Court rules in favor of state, Syngenta

  • Jessica Else/The Garden Island

    Members of the various groups that make up the plaintiffs in the environmental review case against the Board of Land and Natural Resources and Syngenta exit the court room on Thursday afternoon.

LIHUE — A lawsuit calling for environmental review of seed company operations was dismissed by Judge Randal Valenciano on Thursday.

Syngenta isn’t proposing any new uses for the land they operate on Kauai’s Westside, and with no change in use, Valenciano ruled that the state need not require an environmental impact statement or environmental assessment of their actions.

But Valenciano did rule that the Hawaii Environmental Policy Act does apply to companies like Syngenta when they propose new operations.

“There’s no indication that there’s going to be a change in the use,” Valenciano said on Thursday. “No evidence that the action has changed.”

Defendants Syngenta and the state Board of Land and Natural Resources both said they are encouraged by the decision, and plaintiffs said they plan to appeal.

“The Department of Land and Natural Resources — headed by its Board — is charged to manage, administer, and control the State’s public lands and resources. This is a huge responsibility that the Department and the Board discharge to the very best of their ability,” said BLNR chairperson Suzanne Case.

Paul Minehart, Syngenta’s spokesman, said the company is pleased with the ruling “and believed the permit process was handled appropriately.”

Plaintiffs in the case are the community hui Ke Kauhulu O Mana, the Hawaii Alliance for Progressive Action, Surfrider Foundation, Kohola Leo and Kekaha resident Punohu Kekaualua III.

And though plaintiffs are disappointed with the overall ruling, they pointed to a silver lining in Valenciano’s decision regarding HEPA’s application to Syngenta operations.

“This means leases for any new or expanded operations in the future will be required to go through an environmental review process,” said Gary Hooser, president of the HAPA.

The lawsuit stemmed from a February 2017 BLNR decision to consolidate two parcels of land leased by Syngenta under one Revocable Permit.

Plaintiffs alleged that BLNR violated Hawaii laws by failing to require an EA or EIS for the use of the lands, by approving the exemption from environmental document preparation, by relying on an outdated conservation use permit that was issued for a different use, and by violating the duty to protect public trust resources.

Precedence for the case was the recent Supreme Court Umberger decision, that looked at commercial aquarium collection permits, ultimately determining that the state’s Department of Land and Natural Resources is subject to the environmental review procedures under HEPA.

Lance Collins, representing the plaintiffs, said he sees a similarity between cases, because aquarium collection activities had been ongoing for decades before the courts ruled environmental review was required.

“This (agribusiness and Syngenta activities) has been going on for two decades,” Collins said. “We believe the judge has erred in his decision and we intend to appeal.”

  1. Jack November 10, 2017 6:24 am Reply

    Using Ag land for agriculture requires an EIS? This will end farming in Hawaii.

  2. Dinkydao November 10, 2017 7:05 am Reply

    Again, trying to rid the agribusinesses on the westside.

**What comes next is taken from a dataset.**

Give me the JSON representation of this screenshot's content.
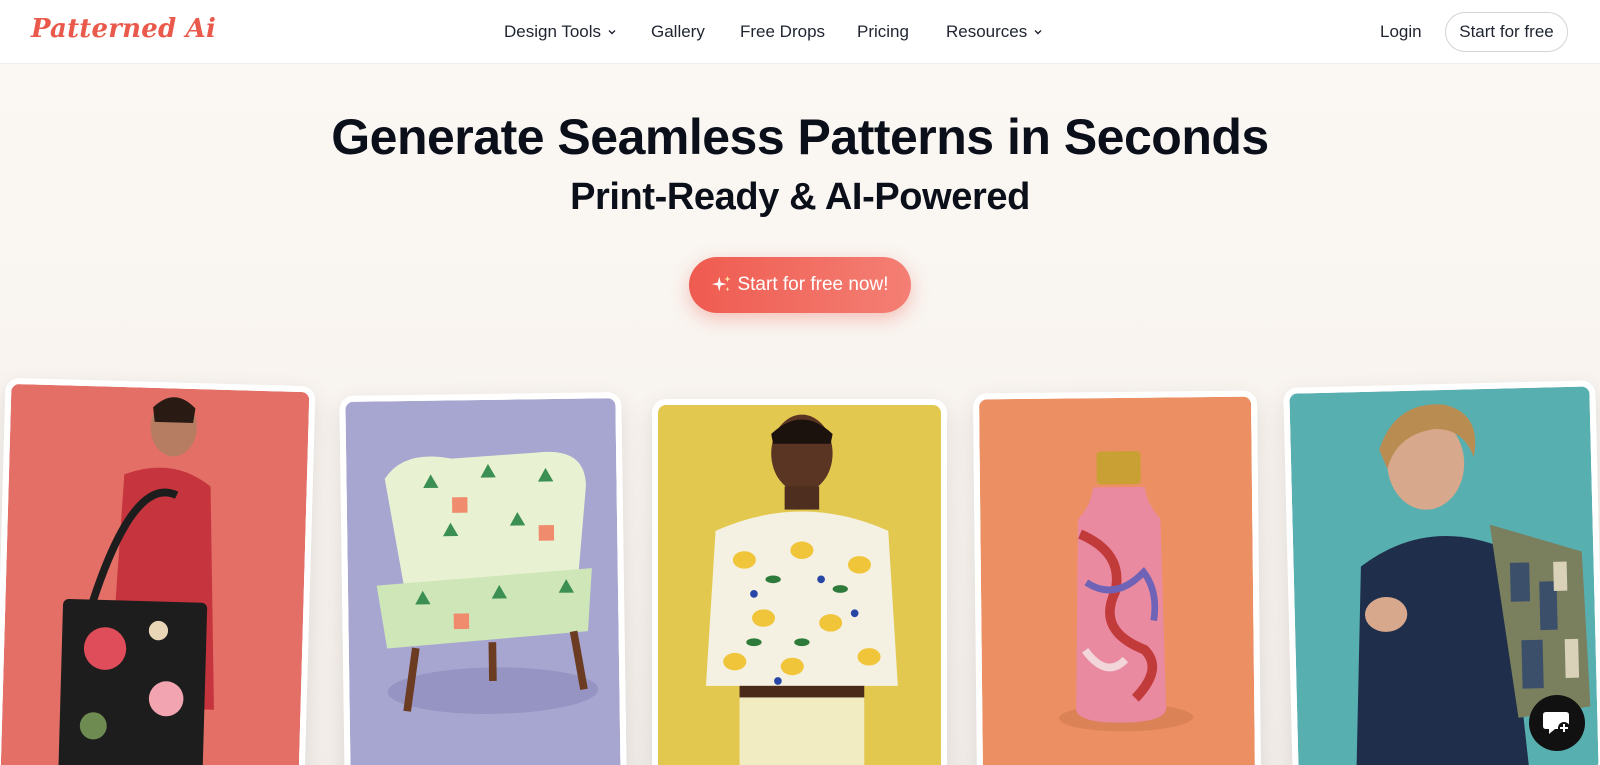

Much ado over nothing. If the activists would do their homework and see what it takes to comply with all the regulations, we would not have all the unnecessary actions over nothing.

  3. ChrisG November 10, 2017 8:42 am Reply

    The ‘ farming use’ employed by Syngenta is not a conservation use. If the old permit is not for seed production then it is not transferable. Appeal!

  4. David November 10, 2017 9:10 am Reply


    For you crimes against Kauai. Not caring that you are poising the land and people. What do you get.
    Never mind the piece of paper that says its the law that you say makes it ok. Sleep good, and say hi to karma for me.
    What a joke.

  5. julian miller November 10, 2017 3:01 pm Reply

    Syngenta has been working on yellow rice for 20 years. They keep insisting it is a great thing but research and the results show GMO rice becomes less productive than regular rice. The recent study is here:

    1. Eric Bjerregaard November 11, 2017 2:50 pm Reply

      Independent science news is a fake news site. The truth is that G.R. is now awaiting approval for use in both Bangladesh and the P.I.

  6. Kamahana November 11, 2017 11:50 am Reply


  7. Pete Antonson November 11, 2017 1:20 pm Reply

    julian miller
    for your consideration:
    One study never changes a scientific consensus.
    Research has produced several strains of Golden Rice. Some have been more effective than others.
    Even your article uses the name “Golden Rice.” Changing that to “yellow rice” just shows your capacity for pettiness!